Secondly, the ECB’s asset-purchase program has only just started, with another year to run. In normal times, the transmission of monetary-policy impulses can take as long as 18 months before conditions in the real economy change.
“Draghi acknowledged that the policy stance must be reviewed, but he needs more time to assess the risks,” said Ken Wattret, chief eurozone market economist at BNP Paribas in London. That said, “it’s very likely that by December it will be difficult to put forward projections that are consistent with the ECB’s mandate without further action.”
The ECB started QE in March with a following wind — an economy showing signs of revival after a record recession and a debt crisis that almost shattered the single currency.

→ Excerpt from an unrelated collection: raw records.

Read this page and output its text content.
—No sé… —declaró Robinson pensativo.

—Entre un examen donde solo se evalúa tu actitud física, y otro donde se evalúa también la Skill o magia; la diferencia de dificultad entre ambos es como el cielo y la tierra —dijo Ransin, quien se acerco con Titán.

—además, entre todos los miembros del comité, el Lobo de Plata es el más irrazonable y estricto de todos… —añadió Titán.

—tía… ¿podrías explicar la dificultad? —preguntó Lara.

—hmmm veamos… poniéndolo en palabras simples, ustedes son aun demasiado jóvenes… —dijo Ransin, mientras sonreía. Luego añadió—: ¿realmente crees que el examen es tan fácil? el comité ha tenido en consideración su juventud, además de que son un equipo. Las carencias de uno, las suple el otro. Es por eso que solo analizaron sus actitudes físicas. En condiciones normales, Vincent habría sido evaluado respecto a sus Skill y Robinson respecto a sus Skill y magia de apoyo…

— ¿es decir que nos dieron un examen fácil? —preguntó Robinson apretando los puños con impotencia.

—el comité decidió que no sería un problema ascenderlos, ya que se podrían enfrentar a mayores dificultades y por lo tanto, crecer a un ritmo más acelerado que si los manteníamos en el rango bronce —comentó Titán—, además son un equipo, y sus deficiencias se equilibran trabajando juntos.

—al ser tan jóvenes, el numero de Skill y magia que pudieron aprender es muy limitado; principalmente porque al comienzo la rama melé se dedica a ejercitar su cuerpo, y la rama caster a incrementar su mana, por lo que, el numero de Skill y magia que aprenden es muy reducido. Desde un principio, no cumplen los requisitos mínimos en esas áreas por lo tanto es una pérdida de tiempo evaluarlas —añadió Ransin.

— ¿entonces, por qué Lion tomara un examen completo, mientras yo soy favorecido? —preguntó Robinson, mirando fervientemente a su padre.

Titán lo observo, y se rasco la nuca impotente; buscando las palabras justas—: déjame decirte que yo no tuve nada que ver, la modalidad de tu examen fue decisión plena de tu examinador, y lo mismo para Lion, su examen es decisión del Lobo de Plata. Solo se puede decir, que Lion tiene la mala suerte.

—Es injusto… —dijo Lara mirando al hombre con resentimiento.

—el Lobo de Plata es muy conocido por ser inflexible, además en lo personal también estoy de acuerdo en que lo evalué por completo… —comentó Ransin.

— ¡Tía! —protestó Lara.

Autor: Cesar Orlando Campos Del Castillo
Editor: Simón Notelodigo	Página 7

By last month, the region’s recovery was proceeding apace, with the exception of France as the only one of its four largest economies to struggle. A Purchasing Managers’ Index for the manufacturing and services industries in the currency bloc rose to the highest level since May 2011.
Now Draghi is facing the headwinds of a global economy that threaten to curtail the euro-area rebound. German factory-orders data published yesterday gave a hint of what may be to come. Orders, a signal of future output, slid more than estimated in July as rising demand from within the currency bloc failed to offset a 9.5% slump in orders from outside the region.
In holding back from further stimulus for now, the ECB is allowing economic developments to average out, while stressing officials’ readiness to act, according to Karsten Junius, chief economist at Bank J Sarasin in Zurich.
“The forecasts are a reflection of the extremely robust data recently that are pointing to an inherent stability of the economy, paired with the thunderclouds in emerging markets that could rain on the outlook from the fourth quarter onward,” he said. “With inflation so close to zero, it’s advisable to be vigilant.”